CLAUDE.md discovery and injection: Automatically detects project-level instruction files and injects them into context
Context compression (Auto-Compact): Automatically compresses historical messages when nearing the context limit while preserving semantics
MEMORY.md persistent storage: Cross-session knowledge retention
Session Resume: Restores previous conversation state

This makes the Agent more than a stateless tool caller — it can accumulate knowledge across multiple sessions.

Multi-Agent Collaboration

OpenHarness supports subagent spawning and team collaboration:

Subagent Spawning: Dynamically creates subagents and delegates subtasks
Team Registry: Centralized management of multiple agents
Background task lifecycle: Tracks task status
ClawTeam integration (planned)

This is useful for scenarios requiring complex task decomposition — the main agent handles planning, subagents execute independently, and results are collected and consolidated.

Supported Model Providers

OpenHarness is not locked to a single model and supports three API formats:

Anthropic format (default)

Anthropic Claude series
Moonshot / Kimi (kimi-k2.5)
Vertex AI, Amazon Bedrock

OpenAI format

OpenAI (GPT-4o)
DashScope (Qwen, DeepSeek)
DeepSeek API
GitHub Models, SiliconFlow, Groq
Ollama (local deployment)

GitHub Copilot format

Authenticates via OAuth device flow, no additional API key required

Switching providers is just a matter of changing environment variables:

# Use Kimi
export ANTHROPIC_BASE_URL=https://api.moonshot.cn/anthropic
export ANTHROPIC_API_KEY=your_key
export ANTHROPIC_MODEL=kimi-k2.5
oh

Overall Architecture

┌─────────────────────────────────────────────┐
│                  Agent Loop                  │
│         query → stream → tool → loop         │
├──────────┬──────────┬──────────┬────────────┤
│  Tools   │  Skills  │  Memory  │ Permissions │
│  43+     │  .md     │  3-layer │  multi-level│
├──────────┴──────────┴──────────┴────────────┤
│  Hooks │ Commands(54) │ MCP Client │ Plugins │
├─────────────────────────────────────────────┤
│            Multi-Agent Coordinator           │
│     subagent spawning / team registry        │
├─────────────────────────────────────────────┤
│  Anthropic API │ OpenAI API │ Copilot OAuth  │
└─────────────────────────────────────────────┘

Overall Assessment

The value of OpenHarness is not in inventing anything new, but in open-sourcing the complete implementation of a production-grade Agent Harness. Agent Loop, tool system, skill loading, memory management, permission control, multi-agent collaboration — all of these exist in various commercial products, but few projects lay out every layer for inspection.

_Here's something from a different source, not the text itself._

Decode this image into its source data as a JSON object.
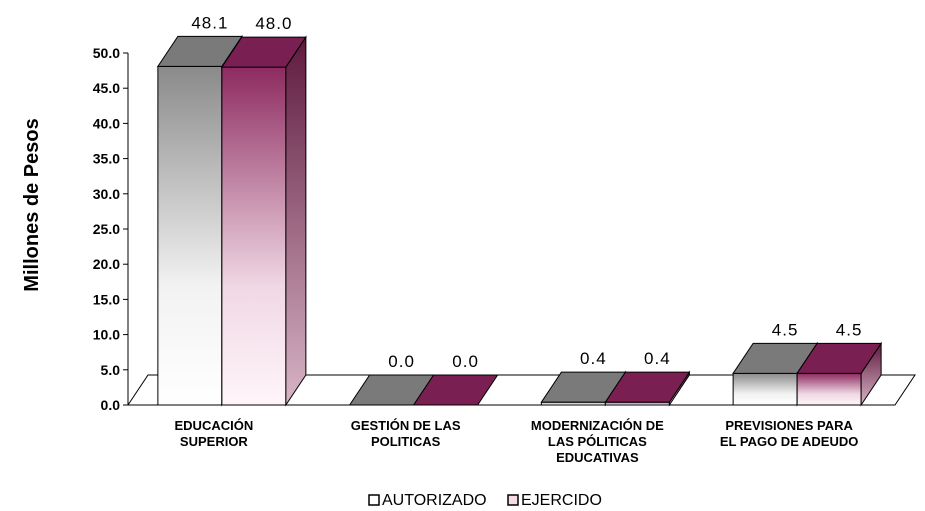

It suits two types of people: researchers who want to understand how Agents work internally, and developers who want to build their own Agents on top of a proven architecture. It is not a good fit for quickly wiring up a chatbot — the framework’s complexity is overkill for simple applications.

Technical requirements are Python 3.10+ and Node.js 18+, MIT licensed.